University Park, Pa. — Peter Hudson, the Verne M. Willaman chair in biology and director of the Huck Institutes of Life Sciences at Penn State, was elected a Fellow of The Royal Society, joining 43 other Fellows, eight foreign members and one honorary Fellow. Founded in 1660, The Royal Society serves as the leading academy of sciences of the United Kingdom and is a member organization of the Science Council.
The organization supports many top young scientists, engineers and technologists; and influences global science policy and issues with more than 1,400 Fellows including Sir Isaac Newton, Charles Darwin, Stephen Hawking and several U.S. Nobel Prize winners.
Hudson is internationally distinguished for ground-breaking manipulative field experiments in parasite ecology, and for applying theory to the dynamic interaction between parasites and their wildlife hosts. His large-scale experiments revealed the parasite-induced processes that drive red grouse population cycles; this is the most successful experimental test of the theory of host-natural enemy cycles across the whole of ecology. Subsequently, he has used innovative experimentation, linked to theory, to show how parasites interact with host behavior, physiology, climate and community level effects to shape host population dynamics. These fundamental contributions also have important applications in population management and conservation.
The Penn State scientist has published more than 200 scientific papers and has authored or edited five books.
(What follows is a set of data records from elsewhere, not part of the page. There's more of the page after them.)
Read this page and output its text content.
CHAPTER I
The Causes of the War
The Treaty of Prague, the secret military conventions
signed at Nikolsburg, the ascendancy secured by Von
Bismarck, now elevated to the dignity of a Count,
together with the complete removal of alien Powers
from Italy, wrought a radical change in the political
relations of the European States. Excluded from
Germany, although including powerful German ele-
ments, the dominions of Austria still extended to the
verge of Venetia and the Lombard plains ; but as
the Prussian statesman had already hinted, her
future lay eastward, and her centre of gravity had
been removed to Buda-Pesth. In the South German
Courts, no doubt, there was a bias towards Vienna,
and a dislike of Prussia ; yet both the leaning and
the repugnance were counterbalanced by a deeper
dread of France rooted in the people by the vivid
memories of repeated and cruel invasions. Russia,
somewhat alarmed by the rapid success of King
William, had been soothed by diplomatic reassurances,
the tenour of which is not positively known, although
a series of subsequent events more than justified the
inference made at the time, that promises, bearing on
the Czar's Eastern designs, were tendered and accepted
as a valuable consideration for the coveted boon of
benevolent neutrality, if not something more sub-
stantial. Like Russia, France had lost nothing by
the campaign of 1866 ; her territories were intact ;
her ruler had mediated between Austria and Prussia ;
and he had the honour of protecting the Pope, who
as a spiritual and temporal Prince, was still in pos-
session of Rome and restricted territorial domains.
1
He is on the editorial boards of the Journal of Helminthology and the Journal of Ecohealth. He has been associate editor of the Journal of Animal Ecology since 1990 and was associate editor for the Journal of Wildlife Biology from 1994 to 1998.
Other honors are the Carlton Herman Award from the U.S. Wildlife Disease Association in 2005 and the Laurent Perrier Award for Game Conservation in 1985. In 2002, he was named an honorary member of the British Falconers Club in recognition of his research on grouse and their natural enemies. In 1992, his book, titled "Grouse in Space and Time" was named "Book of the Year" by The Guardian in the United Kingdom.
Educated in the United Kingdom, Hudson earned a doctoral degree in zoology at the University of Oxford in 1979, where he studied population dynamics of seabirds. He earned a bachelor's degree in zoology at the University of Leeds in 1974, both in the United Kingdom. Prior to joining Penn State in July 2002, he was at the University of Stirling in Scotland, where he held a Personal Chair in Animal Ecology from 1998 to 2002 and was a reader in wildlife epidemiology from 1995 to 1998. From 1979 to 1995, Hudson worked in the Highlands of Scotland as a research fellow and then in charge of Upland Research with The Game Conservancy Trust.
Hudson also is founding director of the Penn State Center for Infectious Disease Dynamics and a faculty affiliate of the Penn State Institutes of Energy and the Environment. The Dorothy Foehr Huck and J. Lloyd Huck Institutes of the Life Sciences is comprised of seven Penn State colleges with faculty working in the life sciences: the Eberly College of Science, the College of Medicine at the Milton S. Hershey Medical Center, the College of Agricultural Sciences, the College of Health and Human Development, the College of Engineering, the College of the Liberal Arts, and the College of Earth and Mineral Sciences. The Huck Institutes is dedicated to enhancing Penn State's ability to prepare students for tomorrow, strengthening research in the life sciences, and encouraging research alliances across disciplinary boundaries.